Zdawajcie relacje na hasztagu na Twitterze #thegoldenone ☀️

Będzie mi niezmiernie miło, jak będziecie komentować na bieżąco rozdział. Wattpad jest tym magicznym miejscem, gdzie komentarze sprawiają, że wracam do czasów, gdy zaczynałam publikować tu pierwsze rozdziały ☀️

Miłego rozdziału!

Isaac

Co się właśnie stało? Musiałem to przetrawić, a tak naprawdę nie wiedziałem, jak powinienem był podejść do tematu. Próbowałem się gdziekolwiek zatrzymać, ale nic sensownego nie znajdywało się w zasięgu mojego wzroku. Dziewczyna milczała, odkąd wsiadła do mojego samochodu – a dokładniej wbiegła. Po kilku minutach jazdy w końcu znalazłem parking, który znajdował się tuż nad oceanem. Zatrzymałem się i wysiadłem z auta bez słowa. Chłodny powiew wiatru delikatnie mnie pobudził, ale nadal nie nadążałem nad swoimi myślami. Trzask drzwi, zwrócił moją uwagę, a po chwili Aurelia stanęła naprzeciwko mnie. Światła samochodu rozjaśniały miejsce, w którym się znajdowaliśmy, przez co mogłem się jej przyjrzeć. Miała czerwone policzki i zaciśnięte wargi. Podciągnęła ramiona na klatce piersiowej i w końcu na mnie spojrzała. Nie wiedziałem, które z nas odezwie się pierwsze, ale mogłem tkwić w tej ciszy.

Była ona naprawdę przyjemna.

– Pewnie to nasze ostatnie spotkanie – wyszeptała tak cicho, że omal jej nie zrozumiałem. Szum fal ją zagłuszał. – Przepraszam...

Pokręciłem głową i przygryzłem od wewnątrz policzek.

– Dlaczego uważasz, że to nasze ostatnie spotkanie? – Oparłem się o samochód i zaplotłem ramiona na klatce piersiowej. – I dlaczego przepraszasz mnie za kogoś.

– Bo to moja wina. – Głos się jej łamał. – Mój brat jest skończonym idiotą.

Źle patrzyło mi się na jej smutek, który ani trochę do niej nie pasował. Nie do twarzy było jej z tym spojrzeniem, nie chciałem, żeby tak się czuła.

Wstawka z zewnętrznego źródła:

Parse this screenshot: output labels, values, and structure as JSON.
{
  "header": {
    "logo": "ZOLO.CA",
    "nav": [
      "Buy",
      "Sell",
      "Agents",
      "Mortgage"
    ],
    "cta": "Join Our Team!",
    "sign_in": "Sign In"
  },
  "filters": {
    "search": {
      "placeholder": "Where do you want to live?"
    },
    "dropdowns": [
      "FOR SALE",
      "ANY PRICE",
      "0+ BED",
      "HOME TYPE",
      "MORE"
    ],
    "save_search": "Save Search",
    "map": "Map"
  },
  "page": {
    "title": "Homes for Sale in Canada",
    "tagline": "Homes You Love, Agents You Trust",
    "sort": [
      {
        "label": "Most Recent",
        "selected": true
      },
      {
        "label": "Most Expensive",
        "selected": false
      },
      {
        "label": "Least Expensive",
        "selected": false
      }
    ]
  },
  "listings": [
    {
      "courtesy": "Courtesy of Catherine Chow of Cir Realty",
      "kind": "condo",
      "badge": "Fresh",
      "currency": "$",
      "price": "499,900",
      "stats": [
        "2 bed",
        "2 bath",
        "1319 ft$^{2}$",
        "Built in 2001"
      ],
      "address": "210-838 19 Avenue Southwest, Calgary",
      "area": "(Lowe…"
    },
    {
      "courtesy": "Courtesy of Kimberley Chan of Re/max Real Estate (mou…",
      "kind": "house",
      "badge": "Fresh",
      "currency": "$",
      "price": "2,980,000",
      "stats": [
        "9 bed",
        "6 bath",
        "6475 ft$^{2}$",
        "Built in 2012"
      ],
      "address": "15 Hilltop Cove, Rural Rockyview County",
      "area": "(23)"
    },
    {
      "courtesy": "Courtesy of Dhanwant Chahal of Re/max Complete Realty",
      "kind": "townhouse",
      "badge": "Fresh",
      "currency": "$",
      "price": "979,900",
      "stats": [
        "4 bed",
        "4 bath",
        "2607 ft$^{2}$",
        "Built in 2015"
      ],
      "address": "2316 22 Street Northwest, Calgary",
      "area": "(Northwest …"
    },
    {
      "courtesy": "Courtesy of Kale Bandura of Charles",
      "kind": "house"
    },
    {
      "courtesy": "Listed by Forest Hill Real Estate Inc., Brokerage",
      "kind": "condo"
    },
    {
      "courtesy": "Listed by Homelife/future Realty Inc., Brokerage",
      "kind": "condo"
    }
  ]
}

Zadziałałem instynktownie i może powinienem był poczekać z takim gestem, ale chciałem to zrobić. Przyciągnąłem ją do siebie jednym ruchem i oplotłem ramionami. Schowałem ją w swoim objęciu, a jej głowa spoczęła na mojej klatce piersiowej. Dłonie ułożyłem na wysokości jej lędźwi, uważając, by ten dotyk nie wprawił ją w dyskomfort. Nie na tym mi zależało. Ciepło jej ciała zaczęło ogrzewać moje, a jej zapach uderzył mnie w nozdrza... Pachniała jak brzoskwinie. Kurwa. To, co poczułem przytulając ją do siebie, było dla mnie zupełnie czymś nowym.

– To nie twoja wina – szepnąłem w jej włosy i oparłem o jej głowę brodę. – Ani trochę.

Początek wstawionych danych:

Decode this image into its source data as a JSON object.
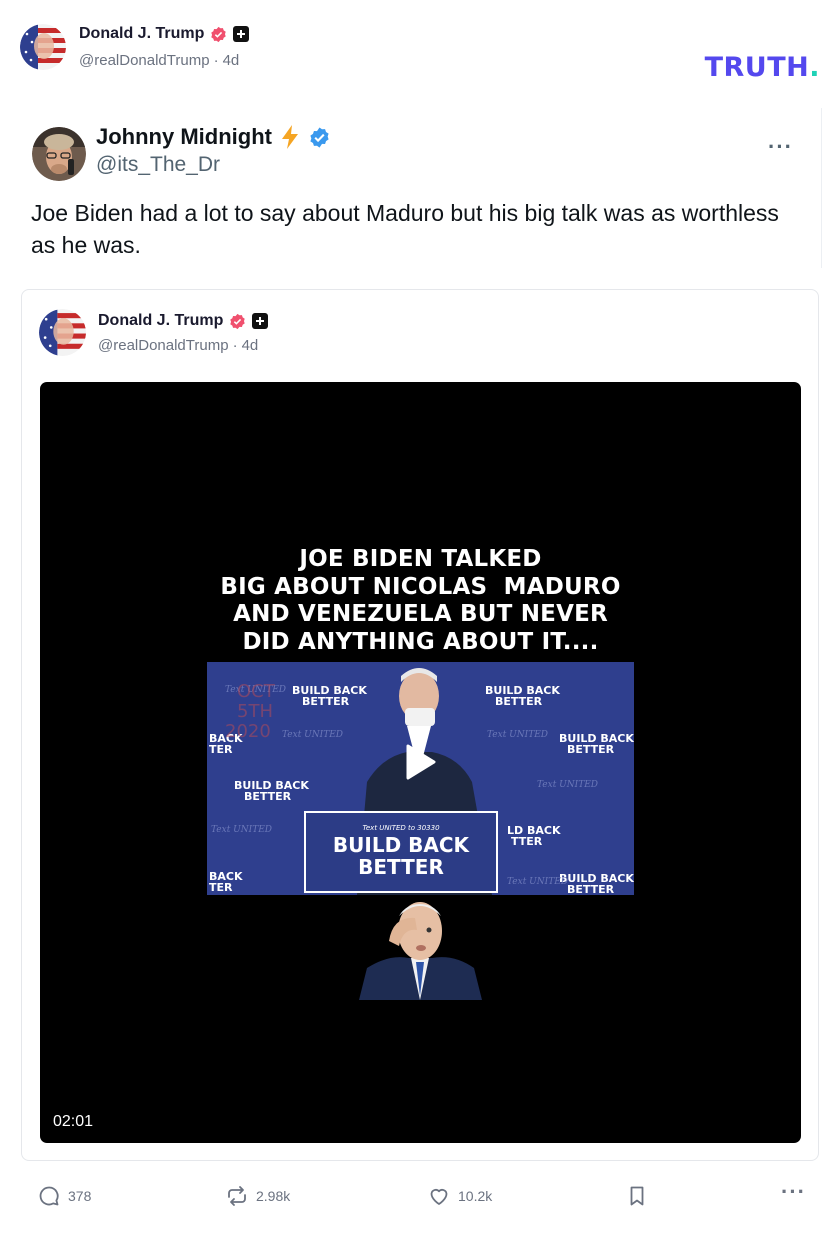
{
  "post": {
    "author_name": "Donald J. Trump",
    "handle": "@realDonaldTrump",
    "separator": "·",
    "time": "4d",
    "verified_icon": "verified-badge-icon",
    "plus_icon": "plus-badge-icon"
  },
  "brand": {
    "logo_text": "TRUTH",
    "logo_dot": ".",
    "accent": "#5448ee",
    "dot_color": "#1fd2b6"
  },
  "embedded_x_post": {
    "name": "Johnny Midnight",
    "handle": "@its_The_Dr",
    "more_label": "···",
    "text": "Joe Biden had a lot to say about Maduro but his big talk was as worthless as he was."
  },
  "quoted_post": {
    "author_name": "Donald J. Trump",
    "handle": "@realDonaldTrump",
    "separator": "·",
    "time": "4d",
    "video": {
      "caption_lines": [
        "JOE BIDEN TALKED",
        "BIG ABOUT NICOLAS  MADURO",
        "AND VENEZUELA BUT NEVER",
        "DID ANYTHING ABOUT IT...."
      ],
      "backdrop_text": "BUILD BACK BETTER",
      "podium_small": "Text UNITED to 30330",
      "podium_line1": "BUILD BACK",
      "podium_line2": "BETTER",
      "duration": "02:01"
    }
  },
  "actions": {
    "replies": "378",
    "retruths": "2.98k",
    "likes": "10.2k",
    "more_label": "···"
  }
}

Wyczuwałem, że jest spięta. Była tak blisko mnie, że mogłem wyczuć każdy najmniejszy jej ruch, czułem, jak oddycha, jak przełyka ślinę, jak mruga. To było dla mnie nowym doznaniem. Nigdy nie przytulałem do swojej piersi dziewczyny.

– Dlaczego to zrobiłeś? – Jej cichy szept, przeniknął przez materiał mojej koszulki i musnął moją nagą pod nią skórę. To było dopiero inne...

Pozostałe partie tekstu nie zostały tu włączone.